Like everything around the globe, cricket fixtures continue to be hampered by Covid-19, including the cancellation of the final test between England and India. Additionally, New South Wales are facing up to Covid like England batsman did to Mitchell Johnson in the 2013-14 Ashes series.
With uncertainty continuing to reign, test captain Tim Paine floated the idea of the fourth test moving from Sydney to his hometown of Hobart. Paine later claimed on Twitter that his conversation on SEN’s Jack & Painey, which was part of an interview with Tasmanian Premier Peter Gutwein, was “light-hearted conversation with the Tasmanian Premier”.
Was it though Tim? As a proud Tasmanian and diehard cricket fan, I genuinely believed everything that was put forward. Will there be a crowd at the SCG? Maybe if vaccine numbers rise quickly enough. Is there a sure guarantee there’ll be nearly 20,000 at Blundstone Arena in Hobart? You can’t guarantee anything during Covid times but facts are that there’s been seven total cases in the state since June last year.
For what it’s worth, I, in my very basic understanding of the NSW situation, think they would be able to get a crowd in attendance for the New Year’s test. The big issue is the following travel to Perth for the fifth test. Any Covid worries in NSW and you can guarantee WA Premier Mark McGowan is keeping his state as secure as a Rahul Dravid forward defence. Neither side are going to cop a two-week quarantine period, not that the series can afford that anyway as the fifth test is scheduled to begin less than a week after the conclusion of the fourth.
I’ve already mentioned I’m a traditionalist, and I acknowledge that the SCG is the second most sacred cricket ground in the country. But I’m also Tasmanian, and too often we’re dealt a cruel hand by the top sporting organizations in Australia.

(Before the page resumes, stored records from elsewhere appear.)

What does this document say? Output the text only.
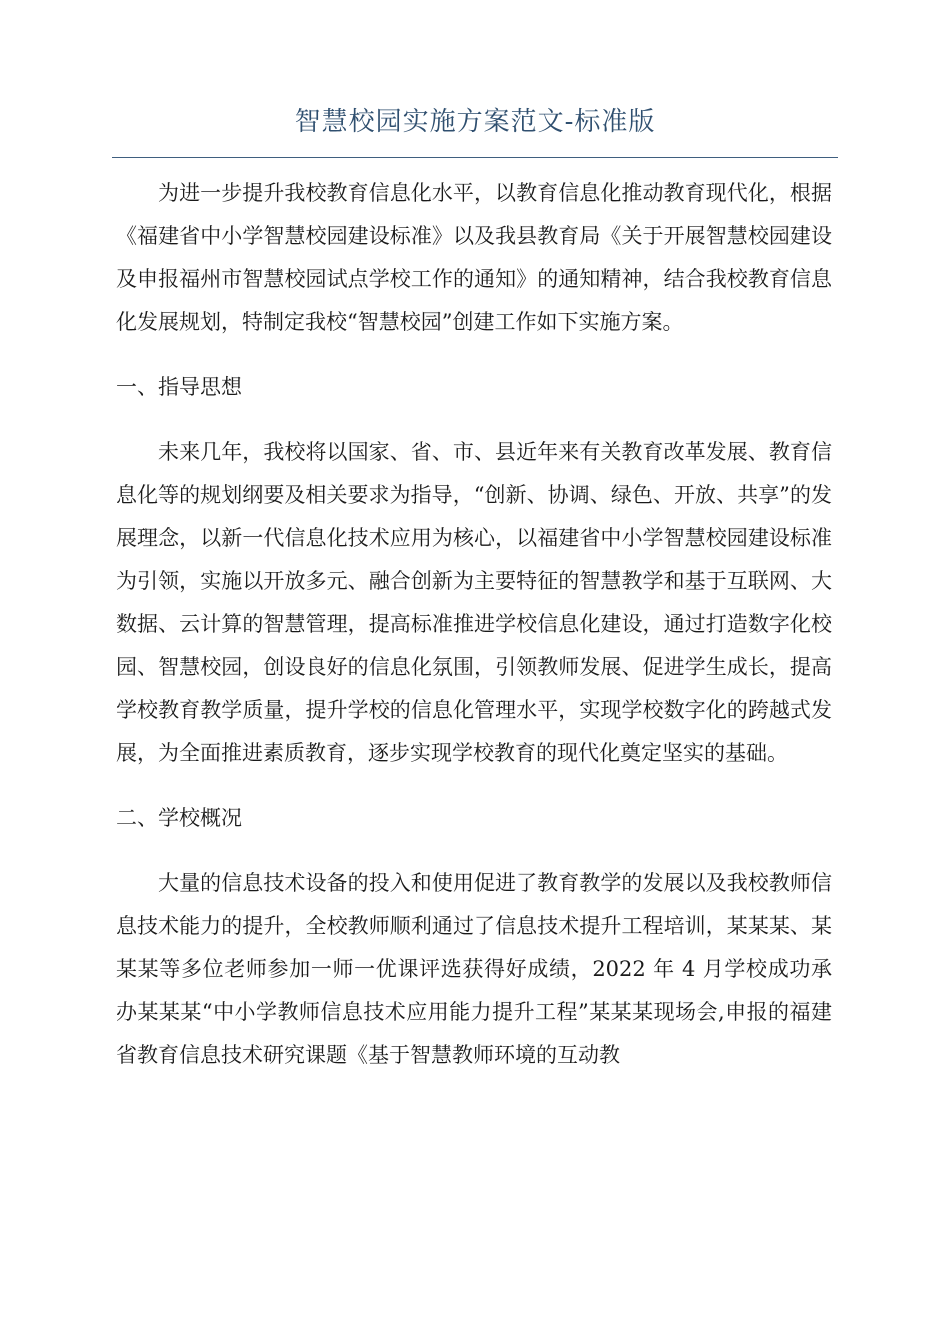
智慧校园实施方案范文-标准版

为进一步提升我校教育信息化水平，以教育信息化推动教育现代化，根据《福建省中小学智慧校园建设标准》以及我县教育局《关于开展智慧校园建设及申报福州市智慧校园试点学校工作的通知》的通知精神，结合我校教育信息化发展规划，特制定我校“智慧校园”创建工作如下实施方案。

一、指导思想

未来几年，我校将以国家、省、市、县近年来有关教育改革发展、教育信息化等的规划纲要及相关要求为指导，“创新、协调、绿色、开放、共享”的发展理念，以新一代信息化技术应用为核心，以福建省中小学智慧校园建设标准为引领，实施以开放多元、融合创新为主要特征的智慧教学和基于互联网、大数据、云计算的智慧管理，提高标准推进学校信息化建设，通过打造数字化校园、智慧校园，创设良好的信息化氛围，引领教师发展、促进学生成长，提高学校教育教学质量，提升学校的信息化管理水平，实现学校数字化的跨越式发展，为全面推进素质教育，逐步实现学校教育的现代化奠定坚实的基础。

二、学校概况

大量的信息技术设备的投入和使用促进了教育教学的发展以及我校教师信息技术能力的提升，全校教师顺利通过了信息技术提升工程培训，某某某、某某某等多位老师参加一师一优课评选获得好成绩，2022 年 4 月学校成功承办某某某“中小学教师信息技术应用能力提升工程”某某某现场会,申报的福建省教育信息技术研究课题《基于智慧教师环境的互动教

The last test at Bellerive Oval was in 2016 against South Africa, a match I was fortunate enough not to attend. Australia were rolled for 85 and 161 on the way to an innings and 80 run defeat. Yuck! The most notable aspect was the fact it was the sole test for forgotten paceman Joe Mennie.
Not one test match since! Then when one is scheduled, a government comes along and says women can’t play cricket anymore! I fully support whatever the ICC do as a result, but geez it’s piss poor timing for Tassie cricket fans.

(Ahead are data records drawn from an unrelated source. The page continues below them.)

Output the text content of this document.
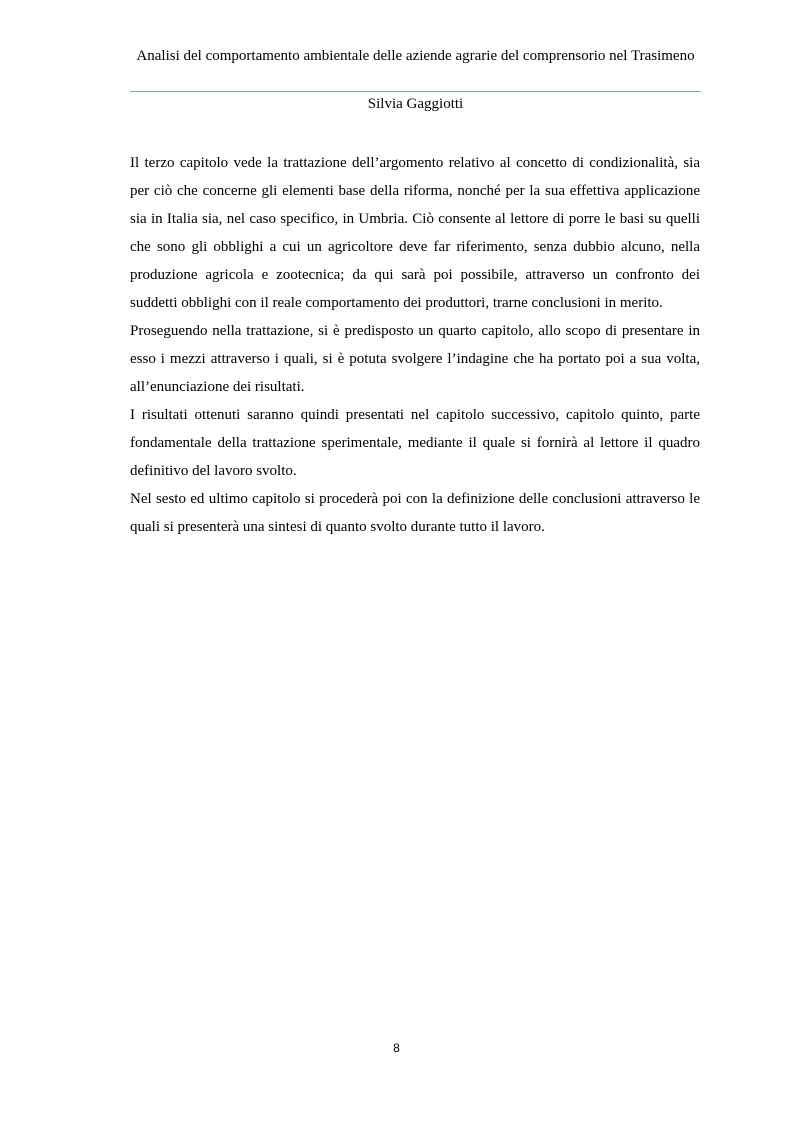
Analisi del comportamento ambientale delle aziende agrarie del comprensorio nel Trasimeno
Silvia Gaggiotti

Il terzo capitolo vede la trattazione dell’argomento relativo al concetto di condizionalità, sia per ciò che concerne gli elementi base della riforma, nonché per la sua effettiva applicazione sia in Italia sia, nel caso specifico, in Umbria. Ciò consente al lettore di porre le basi su quelli che sono gli obblighi a cui un agricoltore deve far riferimento, senza dubbio alcuno, nella produzione agricola e zootecnica; da qui sarà poi possibile, attraverso un confronto dei suddetti obblighi con il reale comportamento dei produttori, trarne conclusioni in merito.

Proseguendo nella trattazione, si è predisposto un quarto capitolo, allo scopo di presentare in esso i mezzi attraverso i quali, si è potuta svolgere l’indagine che ha portato poi a sua volta, all’enunciazione dei risultati.

I risultati ottenuti saranno quindi presentati nel capitolo successivo, capitolo quinto, parte fondamentale della trattazione sperimentale, mediante il quale si fornirà al lettore il quadro definitivo del lavoro svolto.

Nel sesto ed ultimo capitolo si procederà poi con la definizione delle conclusioni attraverso le quali si presenterà una sintesi di quanto svolto durante tutto il lavoro.

8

An Ashes test would bring Tasmania a rare experience it’s never afforded. In seventy years I can tell my grandchildren I attended the sole Ashes test at Bellerive across 200 years of history. My only live Ashes experience was Day 1 of the 2015 series; a long drive from Lancashire down to Cardiff only to sit amongst a rowdy crowd of English fans as they piled on 343 at nearly four runs an over. If nothing else, I deserve a more memorable Ashes experience than that!
Will the match be relocated? I doubt it. But there’s very genuine reasons for why it should. Given that, Paine should probably clarify whether or not he’s actually going to pursue the idea further, or whether it stopped at that light-hearted conversation. Until then, I guess we’ll get our stack of BBL action for those that care.